— Лихо! — сказал Женька. — Внутренняя свобода, как свобода от обязательств. Кажется, так и говорил Заратустра. И насчет целесообразности и рационализма, они же и критерии.

— Я говорю о двадцатом столетии. Не строй из себя круглого идиота.

— Ну, да — о столетии и человечестве. А ты не путаешь человечество с собственной персоной?

Женька посмеивался. Он никогда не принимал всерьез философские пассажи Павла.

— А хотя бы и путаю, — вскинулся Павел. — В известном смысле можно сказать: человечество — это мы.

— Мы — или Я?

— Несущественно.

— Как сказать… Если мы, то без обязательств не обойдешься. Но как же тогда насчет внутренней свободы? Если я — тогда другое дело. Но человечество тут ни при чем.

— Схоласт. Формалист. Метафизик, — разозлился Павел. — Обыватель. Исконный-исконный.

— Каков запас эпитетов!
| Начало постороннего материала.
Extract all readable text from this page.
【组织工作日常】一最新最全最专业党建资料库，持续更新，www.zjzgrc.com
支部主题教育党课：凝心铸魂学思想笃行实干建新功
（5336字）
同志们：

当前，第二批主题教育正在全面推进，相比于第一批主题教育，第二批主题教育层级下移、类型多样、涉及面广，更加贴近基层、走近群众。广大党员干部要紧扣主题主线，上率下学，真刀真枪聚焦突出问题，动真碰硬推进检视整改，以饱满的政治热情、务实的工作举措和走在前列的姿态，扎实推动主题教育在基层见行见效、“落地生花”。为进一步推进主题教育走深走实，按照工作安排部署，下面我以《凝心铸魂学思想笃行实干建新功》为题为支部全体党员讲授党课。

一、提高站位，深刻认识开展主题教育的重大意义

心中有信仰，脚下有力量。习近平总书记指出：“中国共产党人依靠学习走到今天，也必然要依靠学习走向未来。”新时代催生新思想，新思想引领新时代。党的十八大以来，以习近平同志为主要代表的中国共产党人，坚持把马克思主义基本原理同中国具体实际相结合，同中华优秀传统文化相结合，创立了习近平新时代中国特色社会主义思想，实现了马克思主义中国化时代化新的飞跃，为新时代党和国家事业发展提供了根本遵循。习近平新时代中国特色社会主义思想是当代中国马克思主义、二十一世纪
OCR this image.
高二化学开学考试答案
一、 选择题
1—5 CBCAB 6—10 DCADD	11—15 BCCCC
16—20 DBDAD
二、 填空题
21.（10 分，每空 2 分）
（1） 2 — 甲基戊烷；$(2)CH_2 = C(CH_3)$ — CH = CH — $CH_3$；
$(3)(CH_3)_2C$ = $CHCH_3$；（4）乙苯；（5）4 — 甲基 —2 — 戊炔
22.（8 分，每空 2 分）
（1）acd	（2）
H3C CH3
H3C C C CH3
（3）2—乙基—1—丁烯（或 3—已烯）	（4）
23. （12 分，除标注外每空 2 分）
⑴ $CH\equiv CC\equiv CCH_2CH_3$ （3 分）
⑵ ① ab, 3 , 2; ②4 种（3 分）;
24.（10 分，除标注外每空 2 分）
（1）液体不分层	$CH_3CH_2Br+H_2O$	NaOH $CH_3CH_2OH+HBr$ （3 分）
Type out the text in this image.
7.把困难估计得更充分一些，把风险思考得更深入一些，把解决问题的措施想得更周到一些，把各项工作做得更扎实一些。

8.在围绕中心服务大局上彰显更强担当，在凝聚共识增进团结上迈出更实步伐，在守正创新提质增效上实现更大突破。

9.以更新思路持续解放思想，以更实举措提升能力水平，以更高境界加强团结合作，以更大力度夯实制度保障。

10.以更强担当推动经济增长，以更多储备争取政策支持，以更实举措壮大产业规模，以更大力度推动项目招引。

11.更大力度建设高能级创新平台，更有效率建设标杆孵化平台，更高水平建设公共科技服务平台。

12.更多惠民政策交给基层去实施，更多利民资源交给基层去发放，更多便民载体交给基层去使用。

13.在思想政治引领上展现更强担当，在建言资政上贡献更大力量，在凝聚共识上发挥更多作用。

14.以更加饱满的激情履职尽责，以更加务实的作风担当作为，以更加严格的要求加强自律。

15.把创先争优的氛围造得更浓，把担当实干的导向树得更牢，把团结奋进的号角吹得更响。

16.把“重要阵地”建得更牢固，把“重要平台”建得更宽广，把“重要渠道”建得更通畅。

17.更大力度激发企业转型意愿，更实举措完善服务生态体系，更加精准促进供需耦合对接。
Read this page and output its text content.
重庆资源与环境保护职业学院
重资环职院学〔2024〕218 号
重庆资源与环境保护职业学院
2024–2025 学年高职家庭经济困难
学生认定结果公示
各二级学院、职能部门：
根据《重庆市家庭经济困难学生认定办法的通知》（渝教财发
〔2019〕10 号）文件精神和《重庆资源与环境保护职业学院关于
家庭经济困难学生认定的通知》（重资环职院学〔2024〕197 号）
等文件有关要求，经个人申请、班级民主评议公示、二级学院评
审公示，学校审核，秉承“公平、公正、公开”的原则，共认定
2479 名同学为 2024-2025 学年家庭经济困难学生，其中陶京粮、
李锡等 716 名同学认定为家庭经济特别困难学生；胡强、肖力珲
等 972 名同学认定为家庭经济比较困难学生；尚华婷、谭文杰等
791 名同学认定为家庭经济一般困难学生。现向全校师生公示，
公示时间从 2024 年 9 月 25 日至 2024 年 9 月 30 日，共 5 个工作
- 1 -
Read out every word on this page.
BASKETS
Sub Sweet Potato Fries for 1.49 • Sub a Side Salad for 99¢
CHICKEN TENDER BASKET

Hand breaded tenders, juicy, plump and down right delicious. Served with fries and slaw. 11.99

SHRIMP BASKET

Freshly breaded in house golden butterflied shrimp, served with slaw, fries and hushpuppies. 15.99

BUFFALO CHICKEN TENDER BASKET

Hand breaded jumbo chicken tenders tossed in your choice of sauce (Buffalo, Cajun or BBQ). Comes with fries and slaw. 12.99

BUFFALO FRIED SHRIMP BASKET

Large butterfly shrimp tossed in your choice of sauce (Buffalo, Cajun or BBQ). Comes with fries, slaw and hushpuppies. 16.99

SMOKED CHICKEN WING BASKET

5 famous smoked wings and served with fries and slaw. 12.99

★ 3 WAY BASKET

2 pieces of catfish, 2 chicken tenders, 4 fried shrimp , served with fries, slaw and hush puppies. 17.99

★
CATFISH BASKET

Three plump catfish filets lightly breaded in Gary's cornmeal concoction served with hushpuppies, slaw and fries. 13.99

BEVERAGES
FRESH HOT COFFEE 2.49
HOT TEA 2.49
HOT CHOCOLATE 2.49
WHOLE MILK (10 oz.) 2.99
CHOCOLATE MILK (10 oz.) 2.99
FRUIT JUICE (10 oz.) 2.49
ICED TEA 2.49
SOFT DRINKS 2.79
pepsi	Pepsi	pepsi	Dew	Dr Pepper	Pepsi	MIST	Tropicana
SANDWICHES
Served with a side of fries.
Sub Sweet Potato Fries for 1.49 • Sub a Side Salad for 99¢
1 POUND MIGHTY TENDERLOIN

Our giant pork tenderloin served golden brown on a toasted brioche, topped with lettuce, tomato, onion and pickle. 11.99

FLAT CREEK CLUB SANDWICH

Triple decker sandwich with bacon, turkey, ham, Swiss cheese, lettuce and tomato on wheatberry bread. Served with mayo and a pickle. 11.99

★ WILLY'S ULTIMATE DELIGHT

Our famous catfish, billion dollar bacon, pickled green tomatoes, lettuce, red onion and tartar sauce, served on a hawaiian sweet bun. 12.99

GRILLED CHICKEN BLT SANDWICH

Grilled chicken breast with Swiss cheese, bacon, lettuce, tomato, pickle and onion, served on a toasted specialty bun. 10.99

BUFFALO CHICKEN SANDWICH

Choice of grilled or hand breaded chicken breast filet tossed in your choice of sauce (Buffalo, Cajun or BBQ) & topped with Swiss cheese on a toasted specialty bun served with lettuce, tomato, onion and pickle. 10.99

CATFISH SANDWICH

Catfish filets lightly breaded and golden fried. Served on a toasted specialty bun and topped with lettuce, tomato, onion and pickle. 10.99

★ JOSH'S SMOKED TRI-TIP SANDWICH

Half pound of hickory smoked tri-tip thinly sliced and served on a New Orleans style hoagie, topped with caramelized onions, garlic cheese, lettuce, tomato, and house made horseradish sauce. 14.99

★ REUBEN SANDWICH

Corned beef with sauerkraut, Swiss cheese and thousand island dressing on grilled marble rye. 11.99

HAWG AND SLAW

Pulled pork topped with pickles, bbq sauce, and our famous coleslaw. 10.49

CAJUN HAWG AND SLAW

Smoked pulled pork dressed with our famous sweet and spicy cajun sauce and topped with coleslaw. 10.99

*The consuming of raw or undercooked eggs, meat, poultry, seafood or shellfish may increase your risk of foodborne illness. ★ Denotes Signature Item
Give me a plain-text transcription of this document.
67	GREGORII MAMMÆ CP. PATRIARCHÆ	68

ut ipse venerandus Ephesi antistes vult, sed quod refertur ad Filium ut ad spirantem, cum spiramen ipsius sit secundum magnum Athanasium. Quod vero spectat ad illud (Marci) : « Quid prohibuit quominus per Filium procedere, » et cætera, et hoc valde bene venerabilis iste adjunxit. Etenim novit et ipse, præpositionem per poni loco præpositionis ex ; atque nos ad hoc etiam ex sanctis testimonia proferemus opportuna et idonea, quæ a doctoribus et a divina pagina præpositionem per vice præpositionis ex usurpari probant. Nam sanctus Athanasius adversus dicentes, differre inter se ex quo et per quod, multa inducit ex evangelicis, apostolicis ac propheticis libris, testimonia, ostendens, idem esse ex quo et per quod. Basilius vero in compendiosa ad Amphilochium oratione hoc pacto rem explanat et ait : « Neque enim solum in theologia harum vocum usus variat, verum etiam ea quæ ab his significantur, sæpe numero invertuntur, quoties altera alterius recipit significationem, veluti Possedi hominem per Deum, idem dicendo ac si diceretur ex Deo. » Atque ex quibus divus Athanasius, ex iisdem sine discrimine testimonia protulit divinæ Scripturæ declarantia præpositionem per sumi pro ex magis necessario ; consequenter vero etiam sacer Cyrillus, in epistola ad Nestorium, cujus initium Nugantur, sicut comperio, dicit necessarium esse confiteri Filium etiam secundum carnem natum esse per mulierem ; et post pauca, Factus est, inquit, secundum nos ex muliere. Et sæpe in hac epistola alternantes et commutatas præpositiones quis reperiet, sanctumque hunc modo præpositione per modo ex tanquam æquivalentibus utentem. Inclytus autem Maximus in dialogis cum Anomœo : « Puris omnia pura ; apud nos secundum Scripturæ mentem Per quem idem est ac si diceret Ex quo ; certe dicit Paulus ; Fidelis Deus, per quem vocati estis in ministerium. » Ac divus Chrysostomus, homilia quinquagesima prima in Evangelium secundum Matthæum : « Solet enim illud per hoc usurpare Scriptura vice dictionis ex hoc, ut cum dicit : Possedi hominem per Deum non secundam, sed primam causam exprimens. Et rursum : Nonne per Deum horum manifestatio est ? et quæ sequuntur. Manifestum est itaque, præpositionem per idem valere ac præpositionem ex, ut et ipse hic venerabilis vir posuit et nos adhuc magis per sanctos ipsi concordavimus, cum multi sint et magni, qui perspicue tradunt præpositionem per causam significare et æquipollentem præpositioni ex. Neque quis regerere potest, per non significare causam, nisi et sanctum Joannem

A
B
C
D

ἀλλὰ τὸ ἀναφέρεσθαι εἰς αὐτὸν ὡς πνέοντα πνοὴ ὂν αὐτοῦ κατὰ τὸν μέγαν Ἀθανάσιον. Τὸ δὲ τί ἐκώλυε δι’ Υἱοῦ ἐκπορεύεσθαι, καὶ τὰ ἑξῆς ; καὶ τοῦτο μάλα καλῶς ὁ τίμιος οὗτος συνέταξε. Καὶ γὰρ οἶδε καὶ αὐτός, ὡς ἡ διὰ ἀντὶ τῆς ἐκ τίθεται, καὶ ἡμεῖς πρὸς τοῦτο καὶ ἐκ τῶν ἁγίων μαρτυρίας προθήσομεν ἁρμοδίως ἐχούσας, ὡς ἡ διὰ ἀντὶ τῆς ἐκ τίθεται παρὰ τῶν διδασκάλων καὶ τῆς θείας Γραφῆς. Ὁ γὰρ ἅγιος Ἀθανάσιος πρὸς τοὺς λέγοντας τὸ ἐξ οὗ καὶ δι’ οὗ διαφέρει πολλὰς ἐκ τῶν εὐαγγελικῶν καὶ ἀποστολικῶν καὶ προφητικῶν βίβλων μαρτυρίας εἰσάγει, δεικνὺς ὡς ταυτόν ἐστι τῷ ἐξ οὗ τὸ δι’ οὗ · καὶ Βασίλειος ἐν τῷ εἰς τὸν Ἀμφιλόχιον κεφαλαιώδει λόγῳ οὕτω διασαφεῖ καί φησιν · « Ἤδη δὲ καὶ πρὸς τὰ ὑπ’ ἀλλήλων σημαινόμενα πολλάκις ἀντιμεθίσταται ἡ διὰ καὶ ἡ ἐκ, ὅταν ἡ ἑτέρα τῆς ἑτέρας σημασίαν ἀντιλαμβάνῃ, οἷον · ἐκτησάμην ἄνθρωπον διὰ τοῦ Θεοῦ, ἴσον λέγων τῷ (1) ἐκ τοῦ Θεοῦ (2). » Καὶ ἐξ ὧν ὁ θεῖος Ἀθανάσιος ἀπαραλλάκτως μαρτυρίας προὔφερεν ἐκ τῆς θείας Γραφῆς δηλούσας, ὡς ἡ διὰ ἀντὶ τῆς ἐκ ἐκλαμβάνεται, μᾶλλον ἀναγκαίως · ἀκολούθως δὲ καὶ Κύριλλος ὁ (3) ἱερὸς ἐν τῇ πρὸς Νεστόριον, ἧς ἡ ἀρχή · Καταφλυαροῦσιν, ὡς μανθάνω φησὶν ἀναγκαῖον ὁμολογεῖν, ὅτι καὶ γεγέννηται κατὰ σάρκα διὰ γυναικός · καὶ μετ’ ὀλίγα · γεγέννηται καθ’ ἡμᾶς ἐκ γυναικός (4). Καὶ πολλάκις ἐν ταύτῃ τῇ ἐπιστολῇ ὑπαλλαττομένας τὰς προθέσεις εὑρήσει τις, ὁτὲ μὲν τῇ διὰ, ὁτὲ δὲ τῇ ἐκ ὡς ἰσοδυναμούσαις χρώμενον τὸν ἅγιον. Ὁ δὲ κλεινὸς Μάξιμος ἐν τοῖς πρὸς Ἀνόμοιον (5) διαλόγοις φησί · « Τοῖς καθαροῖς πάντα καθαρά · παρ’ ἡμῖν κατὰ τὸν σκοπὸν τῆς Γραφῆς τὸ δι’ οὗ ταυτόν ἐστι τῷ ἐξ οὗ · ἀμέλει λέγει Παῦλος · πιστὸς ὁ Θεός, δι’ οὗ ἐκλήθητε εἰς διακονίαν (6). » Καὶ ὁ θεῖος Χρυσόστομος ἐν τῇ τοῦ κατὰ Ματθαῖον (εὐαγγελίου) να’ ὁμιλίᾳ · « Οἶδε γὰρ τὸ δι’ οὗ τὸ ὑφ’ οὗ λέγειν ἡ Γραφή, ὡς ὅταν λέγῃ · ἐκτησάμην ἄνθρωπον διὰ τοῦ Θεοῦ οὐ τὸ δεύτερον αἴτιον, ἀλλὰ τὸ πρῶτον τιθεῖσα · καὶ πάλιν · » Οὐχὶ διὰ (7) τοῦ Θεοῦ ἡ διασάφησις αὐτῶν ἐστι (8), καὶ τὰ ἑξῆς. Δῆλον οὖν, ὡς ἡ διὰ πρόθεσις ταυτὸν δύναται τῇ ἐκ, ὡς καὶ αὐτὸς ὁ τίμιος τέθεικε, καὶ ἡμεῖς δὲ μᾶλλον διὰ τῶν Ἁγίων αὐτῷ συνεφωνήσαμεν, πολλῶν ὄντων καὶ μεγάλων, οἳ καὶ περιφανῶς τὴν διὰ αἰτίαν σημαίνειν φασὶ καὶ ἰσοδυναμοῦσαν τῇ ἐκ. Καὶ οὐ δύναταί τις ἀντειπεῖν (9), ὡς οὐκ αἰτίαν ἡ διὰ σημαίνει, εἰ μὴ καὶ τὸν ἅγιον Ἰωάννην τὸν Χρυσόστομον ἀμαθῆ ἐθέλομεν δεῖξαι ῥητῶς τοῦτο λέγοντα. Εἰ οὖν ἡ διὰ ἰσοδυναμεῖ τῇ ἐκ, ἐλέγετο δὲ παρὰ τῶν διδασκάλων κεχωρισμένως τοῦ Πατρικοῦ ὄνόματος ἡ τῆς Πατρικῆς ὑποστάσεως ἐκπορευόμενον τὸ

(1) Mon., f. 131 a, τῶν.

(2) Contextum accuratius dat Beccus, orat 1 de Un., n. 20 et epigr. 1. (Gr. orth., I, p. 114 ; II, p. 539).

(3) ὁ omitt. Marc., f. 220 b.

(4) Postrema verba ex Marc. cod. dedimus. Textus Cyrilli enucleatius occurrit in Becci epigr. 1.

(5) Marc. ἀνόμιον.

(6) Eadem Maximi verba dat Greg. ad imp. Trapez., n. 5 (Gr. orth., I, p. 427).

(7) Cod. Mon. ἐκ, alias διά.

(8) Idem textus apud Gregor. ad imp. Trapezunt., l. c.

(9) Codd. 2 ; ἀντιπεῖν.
Какая фантазия! — восхитился Женька.

Он долго молчал и вдруг спросил:

— Неужели на все случаи жизни нужны теоретические обоснования?

— Ты о чем?

Женька не ответил, и Павел не стал переспрашивать. Он и сам не знал, для чего затеял этот спор — что-то его мучило, что-то хотелось уяснить. А тут этот вопрос насчет теоретических обоснований. Неужели Женька все понял раньше него и сам ему все объяснил?

Павлу пришло в голову, что они играют в старую детскую игру — да и нет не говори, черное-белое не называй… Вы поедете на бал, или там на футбол? Поеду. Вы наденете рубашку? Надену. Какую? Красную, зеленую, синюю…

Женька лежал на спине, прикрыв глаза рукой. Он наслаждался солнцем, морем, бездельем и как будто ни о чем не хотел думать. Надоела ему эта игра, что ли? Поедете на хоккей? Да. Рубашку? Белую. И чего ты, Пашенька, мечешься? Не в нас с тобой дело. Разве она из тех, кто будет ждать, пока один из оленей прогонит другого? Глупый ты, Женька, глупый…

Марина появилась неожиданно. Они оба прозевали ее. Марина, молча села между ними, коснувшись Павла мокрым локтем. С нее капала вода, и то место на камне, где она села, потемнело.

— Как дельфины? — деловито спросил Женька.

— Лентяи, — сказала Марина, снимая шапочку.

— Дельфины?

— Не дельфины, а вы. Элементарные лентяи.

Сейчас на солнце глаза ее посветлели — стали серовато-синими, чуть темнее неба. Она запыхалась, пока взбиралась наверх, и Павел заметил, как у нее на шее, почти у самой ключицы, билась жилка. Повязав волосы косынкой, Марина вытянулась на спине — почти вся открытая взгляду, тонкая, загорелая, с длинными, сильными ногами гимнастки, и все равно недоступная, недостижимая.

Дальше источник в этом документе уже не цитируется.